What's Wrong with the Case AGAINST Shorter Working Time? II

2. The fallacy claim 

An example of the fallacy claim appeared in an opinion piece by Kristian Niemietz, "When Paternalism Meets Bogus Economics: The New Economics Foundation's 21 Hours Report," published by the Institute of Economic Affairs, which bills itself as "the U.K.'s original free-market think-tank." According to Niemietz:
This is not ‘new economics’, but a rephrasing of the old lump-of-labour fallacy, the idea that the amount of work which is ‘required’ in an economy is somehow fixed and can be redistributed ‘justly’…

The case for work-sharing rests on a number of assumptions. Demand for working hours must be largely fixed; work must be easily divisible; and the work of one person must be a close substitute for the work of another person. When these conditions hold, an employer will be indifferent between employing A for 40 hours, or employing A and B for 20 hours each. But when the conditions are violated, then work-sharing imposes additional costs per working hour, and the quantity of hours demanded can decrease – the ‘scale effect’.
The second and third assumptions attributed by Niemietz to the case for work-sharing are gratuitous. Work is divisible and workers are substitutable for one another in principle. What Niemietz is indirectly getting at with his two extra assumptions is the idea that reducing the hours of work will necessarily increase labour costs. That conviction is based on the unstated assumption that current arrangements of working time are optimal or at least closer to optimal than would be a more evenly-distributed arrangement of hours. He presents no evidence to support his optimistic assessment of the status quo.

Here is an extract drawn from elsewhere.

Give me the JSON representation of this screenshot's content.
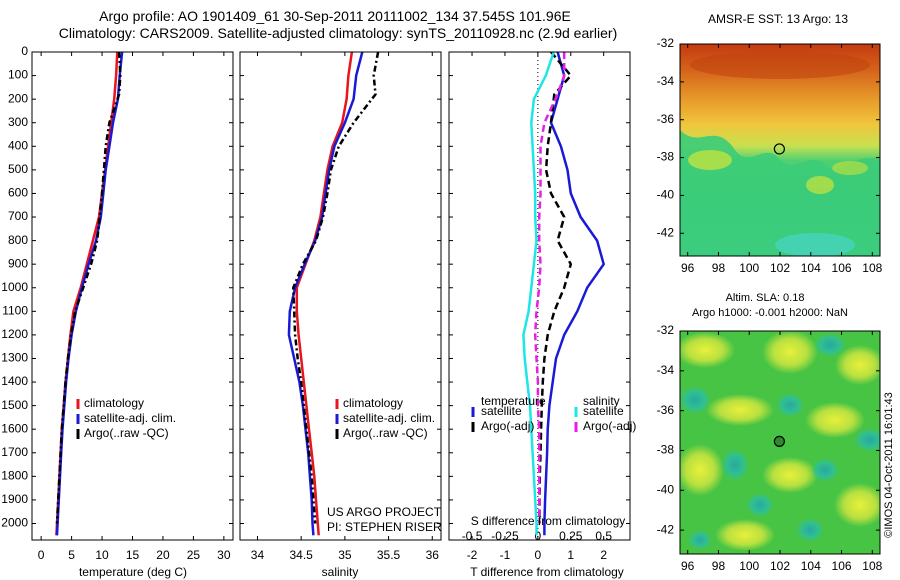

Niemietz's polemic thus boils down to two disconnected assertions about what advocates believe, and the optimality of current arrangements, for which he presents no evidence. As Daniel Kinderman (2001) has pointed out, the "fixed amount" in the generic fallacy claim could represent either a "floor" or a "ceiling." Niemietz relies on a "floor" explanation: higher labour costs will reduce the demand for labour below what it would otherwise be (the floor) . Other versions of the fallacy myth use a "ceiling" argument, in which advocates of shorter work time are alleged to neglect the long-term job creation prospects of economic growth.

There are numerous explanations of the supposed fallacy. Each begins with a plausible molehill of analysis and inflates it into a mountain of dogma. Tucked in behind that surfeit of rationales is a set of propositions that are typically left unstated in current polemics. Unlike the fallacy claim, these propositions are not conjecture; there are more than enough documented affirmations of them to piece together a representative profile – which turns out to be a mirror image of the case for work time reduction. They are the assumption that, if true (but only if true), would vindicate the claim that the case for work-sharing is based on the assumption of a fixed amount of work:
  • the economy does self-adjust to achieve the best of all possible worlds (or, if it doesn't, the proper role of governments and central banks is limited to stimulating growth and controlling inflation);
  • there are no physical constraints on the sustainable consumption of natural resources;
  • unemployment and overwork are the "revealed preferences" or income/leisure choice of individuals; and, finally,
  • any policy interference with the optimizing, self-adjusting process of market choice (other than stimulating growth and controlling inflation) can only make things worse.